Un grande salto nel tempo e un rientro sulla scena di grande suspence. È certo che verranno saldati tutti i conti lasciati in sospeso, la memoria non ha dimenticato la vendetta. Ecco il punto di congiunzione, tra questa espressione della grande filmografia di Sergio Leone e la grande letteratura europea. Questo breve dialogo tra Fat Moe e Nodels, richiama la “Recherche” proustiana, nell’incipit “Du côté de chez Swann – Combray”, «Longtemps, je me suis couché de bonne heure».
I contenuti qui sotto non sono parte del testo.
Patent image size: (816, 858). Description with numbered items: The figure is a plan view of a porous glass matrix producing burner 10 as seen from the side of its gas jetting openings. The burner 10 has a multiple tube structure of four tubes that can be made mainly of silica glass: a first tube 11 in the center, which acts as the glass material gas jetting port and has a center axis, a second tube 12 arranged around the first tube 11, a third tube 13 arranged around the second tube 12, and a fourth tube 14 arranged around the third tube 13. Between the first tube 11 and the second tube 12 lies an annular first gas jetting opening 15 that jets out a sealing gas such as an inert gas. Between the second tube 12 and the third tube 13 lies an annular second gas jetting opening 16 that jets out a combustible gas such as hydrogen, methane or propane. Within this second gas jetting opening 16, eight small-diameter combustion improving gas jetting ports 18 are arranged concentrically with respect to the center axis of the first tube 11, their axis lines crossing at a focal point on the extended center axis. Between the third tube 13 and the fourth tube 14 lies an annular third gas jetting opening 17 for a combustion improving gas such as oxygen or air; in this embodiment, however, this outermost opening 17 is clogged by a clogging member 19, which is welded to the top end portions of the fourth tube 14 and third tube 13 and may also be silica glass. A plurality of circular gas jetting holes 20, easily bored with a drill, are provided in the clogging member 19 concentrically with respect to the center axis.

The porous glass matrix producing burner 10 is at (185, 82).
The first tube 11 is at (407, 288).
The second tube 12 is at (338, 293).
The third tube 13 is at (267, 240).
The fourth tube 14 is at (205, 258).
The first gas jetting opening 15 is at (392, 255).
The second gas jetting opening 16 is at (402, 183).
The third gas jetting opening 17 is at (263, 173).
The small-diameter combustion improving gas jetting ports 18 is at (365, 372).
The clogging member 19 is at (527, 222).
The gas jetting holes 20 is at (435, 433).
Tra i tantissimi interpreti di fama internazionale, tre i protagonisti assoluti nel cast assegnato dal regista italiano. Robert De Niro nelle vesti di “David «Noodles» Aaronson”, Elizabeth McGovern nei panni di “Deborah Gelly” e James Woods in quelli di “Maximilian «Max» Bercovicz”. Attori formidabili, diretti magistralmente, secondo un doppio registro narrativo il racconto attraverso le espressioni del volto e l’agito corporeo come passaggio all’atto un “acting out”. Il sapiente gioco di prestigio del maestro romano, è quello di raccontarci la violenza americana dei tempi del proibizionismo, due volte. La prima come emozione espressa attraverso i lunghissimi primi piani, i volti, gli sguardi degli attori, i dettagli che ti raccontano tutto sulla scena che tu non vedi ma segui perfettamente emozionandoti, concentrandoti fino a trattenere il fiato per seguire i passaggi di macchina. La seconda, come violenza esplicita attraverso le sparatorie, le torture i dettagli grandguignoleschi, con molto rosso simil-sangue verosimile, ma non vero, come se dicesse allo spettatore, semmai si fosse distratto, lo vuoi anche vedere? E allora guarda!
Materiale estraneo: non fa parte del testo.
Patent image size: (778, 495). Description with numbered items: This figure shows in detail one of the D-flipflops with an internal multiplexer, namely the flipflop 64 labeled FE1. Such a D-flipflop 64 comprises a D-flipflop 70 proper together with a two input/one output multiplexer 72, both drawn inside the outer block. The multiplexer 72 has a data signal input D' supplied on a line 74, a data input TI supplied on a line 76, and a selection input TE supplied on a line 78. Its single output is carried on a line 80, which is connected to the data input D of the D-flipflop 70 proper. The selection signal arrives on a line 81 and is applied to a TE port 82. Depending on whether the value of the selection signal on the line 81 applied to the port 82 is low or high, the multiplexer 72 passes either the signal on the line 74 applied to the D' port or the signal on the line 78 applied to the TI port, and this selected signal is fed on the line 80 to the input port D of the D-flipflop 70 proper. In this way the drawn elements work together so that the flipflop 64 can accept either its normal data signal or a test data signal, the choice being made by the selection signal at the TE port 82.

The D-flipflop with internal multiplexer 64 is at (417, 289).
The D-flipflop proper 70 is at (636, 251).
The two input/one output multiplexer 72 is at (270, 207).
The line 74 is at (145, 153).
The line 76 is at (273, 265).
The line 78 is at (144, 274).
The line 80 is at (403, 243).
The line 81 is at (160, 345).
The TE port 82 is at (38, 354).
La violenza sotto qualsiasi aspetto resta sempre un gesto riprovevole più o meno giustificabile. Se la racconti o la scrivi, provoca un coinvolgimento emotivo, suscita empatia (l’empátheia dei greci l’Einfühlung dei tedeschi, l’empathy degli inglesi), detto altrimenti induce immedesimazione, quando assistendo a una scena o un racconto riusciamo a metterci nei panni dell'altro, che gli inglesi sintetizzano umoristicamente nella scarpe, quando dicono “put yourself in someone else's shoes”. Ebbene, se tu giri una scena dove l’obbiettivo è puntato sulla violenza che si sta consumando indugiando su dettagli e particolari truculenti, fiotti di sangue, schizzi di materia cerebrale, diventa altra cosa molto lontana da un racconto cinematografico, ti sfugge di mano, si scosta dal progetto artistico originario, resta semmai un documentario, perchè la realtà esplicita non ha mai avuto niente di artistico. Messi sapientemente insieme, uno a corollario dell’altro, nella stessa storia, per esplicitare il racconto o per inverare la parola, i due tipi di violenza funzionano, sono tautologici, diventano artistici, l’arte sapiente di Sergio Leone.
Note
01. Si veda “L’attualità di Bruno Callieri: una rilettura della sua “Inquieta fenomenologia dell’attenzione” di Sergio Mellina, Bruno Callieri, Pol.it 12 gennaio, 2020.